Nevada is a great boon to beleaguered vice policy bloggers. Since 2001, some
alleged prostitution law offenders in Reno have been given suspended
sentences in exchange for a guilty plea and an agreement to stay away
from the seedy side of town. The sentencing approach is called "vice
mapping," and it is now being extended to violators of alcohol and
panhandling codes, according to an article in the Reno Gazette-Journal.

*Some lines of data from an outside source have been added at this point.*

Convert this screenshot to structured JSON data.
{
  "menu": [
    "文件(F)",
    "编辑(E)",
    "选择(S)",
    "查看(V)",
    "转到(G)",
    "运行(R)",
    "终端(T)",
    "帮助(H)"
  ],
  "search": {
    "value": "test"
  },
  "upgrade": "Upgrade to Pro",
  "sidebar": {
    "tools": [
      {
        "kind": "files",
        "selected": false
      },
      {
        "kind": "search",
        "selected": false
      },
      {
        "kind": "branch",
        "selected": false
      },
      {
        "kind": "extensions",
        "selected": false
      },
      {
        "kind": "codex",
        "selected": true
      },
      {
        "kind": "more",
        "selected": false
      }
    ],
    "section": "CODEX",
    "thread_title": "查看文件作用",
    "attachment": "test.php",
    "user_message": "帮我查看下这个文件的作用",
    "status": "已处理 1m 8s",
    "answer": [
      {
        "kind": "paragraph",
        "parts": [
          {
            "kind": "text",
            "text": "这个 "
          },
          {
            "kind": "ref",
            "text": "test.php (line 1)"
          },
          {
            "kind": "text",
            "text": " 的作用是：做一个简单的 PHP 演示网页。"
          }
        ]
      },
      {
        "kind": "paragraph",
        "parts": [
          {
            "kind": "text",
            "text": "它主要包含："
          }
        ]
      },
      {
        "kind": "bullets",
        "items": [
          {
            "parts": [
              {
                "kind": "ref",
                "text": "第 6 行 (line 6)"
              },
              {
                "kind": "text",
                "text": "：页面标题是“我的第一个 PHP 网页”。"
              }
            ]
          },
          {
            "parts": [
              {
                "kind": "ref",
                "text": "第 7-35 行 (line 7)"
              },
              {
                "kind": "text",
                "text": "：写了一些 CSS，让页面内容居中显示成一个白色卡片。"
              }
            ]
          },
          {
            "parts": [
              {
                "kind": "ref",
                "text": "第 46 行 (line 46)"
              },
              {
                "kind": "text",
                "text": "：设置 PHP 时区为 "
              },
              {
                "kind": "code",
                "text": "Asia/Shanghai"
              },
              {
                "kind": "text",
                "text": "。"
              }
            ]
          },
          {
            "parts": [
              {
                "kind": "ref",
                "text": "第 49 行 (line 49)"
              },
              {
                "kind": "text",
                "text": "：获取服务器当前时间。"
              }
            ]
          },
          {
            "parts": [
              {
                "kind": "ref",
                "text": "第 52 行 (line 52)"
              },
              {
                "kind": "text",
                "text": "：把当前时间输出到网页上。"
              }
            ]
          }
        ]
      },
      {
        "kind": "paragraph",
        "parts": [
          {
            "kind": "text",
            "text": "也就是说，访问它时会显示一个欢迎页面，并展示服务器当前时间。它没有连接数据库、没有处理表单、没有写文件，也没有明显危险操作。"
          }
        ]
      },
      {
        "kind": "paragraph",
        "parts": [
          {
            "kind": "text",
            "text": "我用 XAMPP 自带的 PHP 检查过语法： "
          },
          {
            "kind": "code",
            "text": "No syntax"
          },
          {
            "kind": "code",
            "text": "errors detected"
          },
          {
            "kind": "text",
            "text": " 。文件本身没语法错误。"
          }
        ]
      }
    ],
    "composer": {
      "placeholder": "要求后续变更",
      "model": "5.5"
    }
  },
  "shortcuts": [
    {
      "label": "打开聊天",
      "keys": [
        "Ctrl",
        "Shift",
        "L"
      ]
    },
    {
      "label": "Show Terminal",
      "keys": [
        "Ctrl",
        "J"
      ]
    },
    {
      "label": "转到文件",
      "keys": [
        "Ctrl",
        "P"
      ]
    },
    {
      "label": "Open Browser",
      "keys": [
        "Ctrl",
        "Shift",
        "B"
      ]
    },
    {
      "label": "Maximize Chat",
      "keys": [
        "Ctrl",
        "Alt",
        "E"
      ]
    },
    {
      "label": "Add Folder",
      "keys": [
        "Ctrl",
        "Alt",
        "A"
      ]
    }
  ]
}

A police officer claims that the program has reduced recidivism, and has avoided
shifting prostitution into other neighborhoods. Many of the prostitutes sentenced in
the vice mapping program are from out-of-state, and for them, at least, the creative
sentencing could be a very attractive option. That is, it might be an attractive option
in our nth best world, where we are happy to threaten our friends and neighbors
with jail if they engage in an explicit exchange of sex for some unapproved form
of consideration.

As it is Adam Smith week for me, let me note what Smith had to say about taxes so
excessive that they encourage smuggling. (The smuggling then encourages harsh
penalties -- and guilty pleas induced through the threat of harsh penalties? -- in a manner
addressed earlier by Vice Squad
.) At any rate, our current vice prohibitions similarly
create attractive nuisances for police and inner-city youth and others

"An injudicious tax offers a great temptation to smuggling. But the penalties of smuggling
must rise in proportion to the temptation. The law, contrary to all the ordinary principles
of justice, first creates the temptation, and then punishes those who yield to it; and it
commonly enhances the punishment too in proportion to the very circumstance which
ought certainly to alleviate it, the temptation to commit the crime."